Replay Model Breaks for Long-Running Agents

Traditional replay durability—wrapping steps in a journal for replay on resume—built reliable async workflows like order processing without double-charging cards. It caches executed steps, provides audit trails, and enables resuming after human input or failures. But agents invert this: LLMs orchestrate tools in loops, turning every LLM call and tool into journal steps. After one turn, logs balloon; multi-turn interactions hit limits on entry count or size. Agent runtimes double every 4-7 months—from hours to days—making agents sessions, not transactions. Replay forces rigid, deterministic code outside steps, complicates versioning, and can't capture compute state like files, memory, or subprocesses (e.g., cloned repos, dev servers).

Split Durability: Context Logs + Execution Snapshots

Agents need two states: context (append-only log of system/user messages, tool calls/results, assistant responses) and execution (VM state: files, memory, subprocesses). Store context in databases, object storage, or distributed filesystems—durable across code versions, crashes, scales well. For execution, snapshot/restore the machine: save when idle (user lunches), restore on next message. This preserves Git clones, installed packages, datasets cheaply vs. always-on VMs. Recover selectively: snapshot for LLM outages (retry after 15min), restart execution from context log for machine bugs/crashes. Agents force shift from 30-year stateless compute (CGI 1993 → LAMP → Node/Serverless) to stateful compute.

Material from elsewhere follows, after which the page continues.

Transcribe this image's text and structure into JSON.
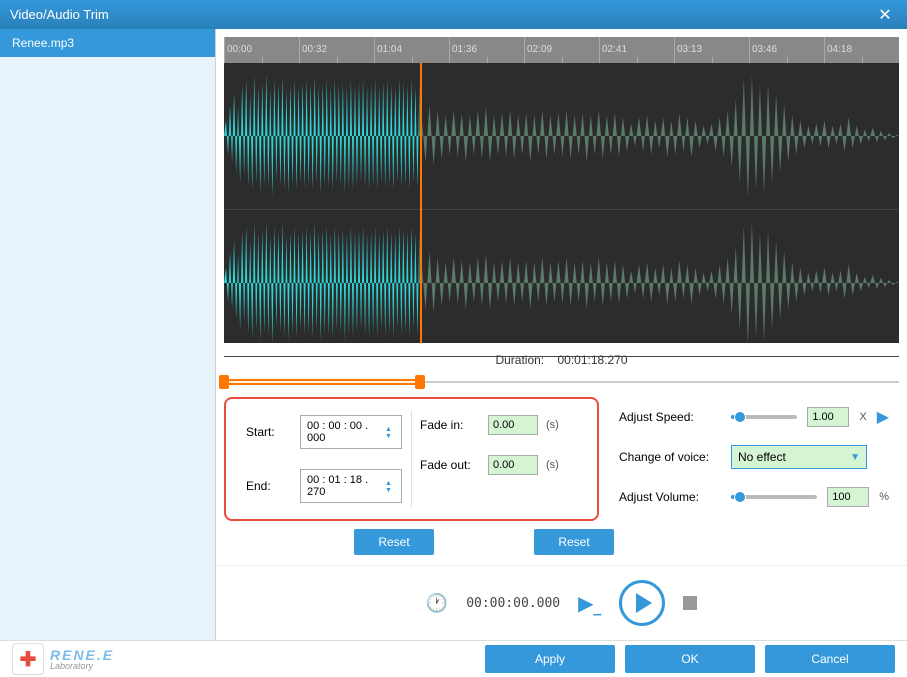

Firecracker Snapshots: 14MB, Sub-Second Ops

CRIU (2011) enabled userspace process checkpoint/restore via 'parasite' injection—transparent, container-compatible, but limited to single processes (no ffmpeg/Chrome), misses closed files, slow with registries. Firecracker microVMs snapshot entire machines, resuming subprocesses seamlessly. Naive 512MB RAM snapshots bloat storage/transfer; compress with seekable format (decompress only accessed pages on restore), plus layering, yields 14MB tunable size. Results: snapshots <1s, restores ~100-200ms. Open-source CLI 'fc-run' (docker-like) runs/snaps/restores/forces VMs fast—15,000 starts/min (30 FPS video equivalent), powers Trigger.dev's agent compute.